Question

If \[x = a{\cos ^3}\theta \], \[y = b{\sin ^3}\theta \] then
A) \[{\left( {\dfrac{a}{x}} \right)^{\dfrac{2}{3}}} + {\left( {\dfrac{b}{y}} \right)^{\dfrac{2}{3}}} = 1\]
B) \[{\left( {\dfrac{b}{x}} \right)^{\dfrac{2}{3}}} + {\left( {\dfrac{a}{y}} \right)^{\dfrac{2}{3}}} = 1\]
C) \[{\left( {\dfrac{x}{a}} \right)^{\dfrac{2}{3}}} + {\left( {\dfrac{y}{b}} \right)^{\dfrac{2}{3}}} = 1\]
D) \[{\left( {\dfrac{x}{b}} \right)^{\dfrac{2}{3}}} + {\left( {\dfrac{y}{a}} \right)^{\dfrac{2}{3}}} = 1\]

Answer 1

Hint: Here in this question, we have to eliminate the theta ‘\[\theta \]’ in the given trigonometric expressions. For this, first we need to solve the given two expression for \[\cos \theta \] and \[\sin \theta \] then add the two expressions and further simplify by using a standard trigonometric identity i.e., \[{\sin ^2}\theta + {\cos ^2}\theta = 1\] to get the required solution.

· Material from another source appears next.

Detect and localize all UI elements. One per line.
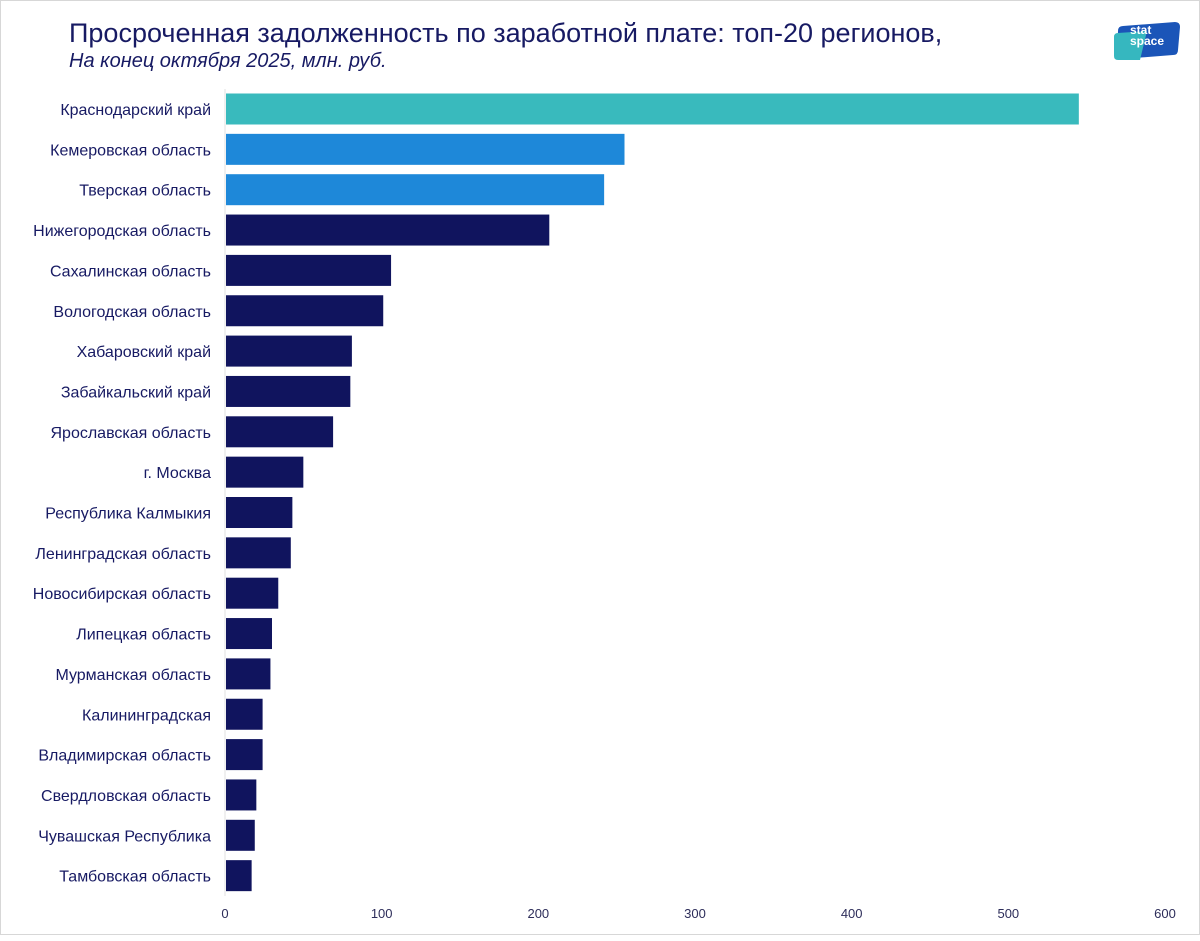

Complete step by step answer:
A function of an angle expressed as the ratio of two of the sides of a right triangle that contains that angle; the sine, cosine, tangent, cotangent, secant, or cosecant known as trigonometric function, also called circular function.
Consider the given two expressions:
\[x = a{\cos ^3}\theta \] ----(1)
\[y = b{\sin ^3}\theta \] ----(2)
Here, we need to eliminate the ‘\[\theta \]’ .
Consider the equation (1)
\[ \Rightarrow \,\,\,x = a{\cos ^3}\theta \]
Divide both side by ‘\[a\]’, then we have
\[ \Rightarrow \,\,\,\,\dfrac{x}{a} = {\cos ^3}\theta \]
Taking cube roots on both the sides, then
\[ \Rightarrow \,\,\,\,{\left( {\dfrac{x}{a}} \right)^{\dfrac{1}{3}}} = \cos \theta \]
Taking square on both the sides, then we get
\[ \Rightarrow \,\,\,\,{\left( {\dfrac{x}{a}} \right)^{\dfrac{2}{3}}} = {\cos ^2}\theta \] ----(3)
Now consider the equation (2)
\[ \Rightarrow \,\,\,y = b{\sin ^3}\theta \]
Divide both side by ‘\[b\]’, then we have
\[ \Rightarrow \,\,\,\,\dfrac{y}{b} = {\sin ^3}\theta \]
Taking cube roots on both sides, then
\[ \Rightarrow \,\,\,\,{\left( {\dfrac{y}{b}} \right)^{\dfrac{1}{3}}} = \sin \theta \]
Taking square on both the sides, then we get
\[ \Rightarrow \,\,\,\,{\left( {\dfrac{y}{b}} \right)^{\dfrac{2}{3}}} = {\sin ^2}\theta \] -----(4)
Add both the equation (3) and (4), then
\[ \Rightarrow \,\,\,\,{\left( {\dfrac{x}{a}} \right)^{\dfrac{2}{3}}} + {\left( {\dfrac{y}{b}} \right)^{\dfrac{2}{3}}} = {\cos ^2}\theta + {\sin ^2}\theta \] ------(5)
On applying the standard trigonometric identity, \[{\sin ^2}\theta + {\cos ^2}\theta = 1\], then equation (5) becomes.
\[\therefore \,\,\,\,{\left( {\dfrac{x}{a}} \right)^{\dfrac{2}{3}}} + {\left( {\dfrac{y}{b}} \right)^{\dfrac{2}{3}}} = 1\]
Hence, it’s a required solution.
Therefore, option (C) is the correct option.

Note:
For this type of question, we have to eliminate the \[\theta \] it means that the two or more equations are combined logically into one equation so that it remains valid and theta \[\left( \theta \right)\] does not appear in the solution. Students should know the basic formulas of trigonometric identities, law of indices and basic arithmetic operations.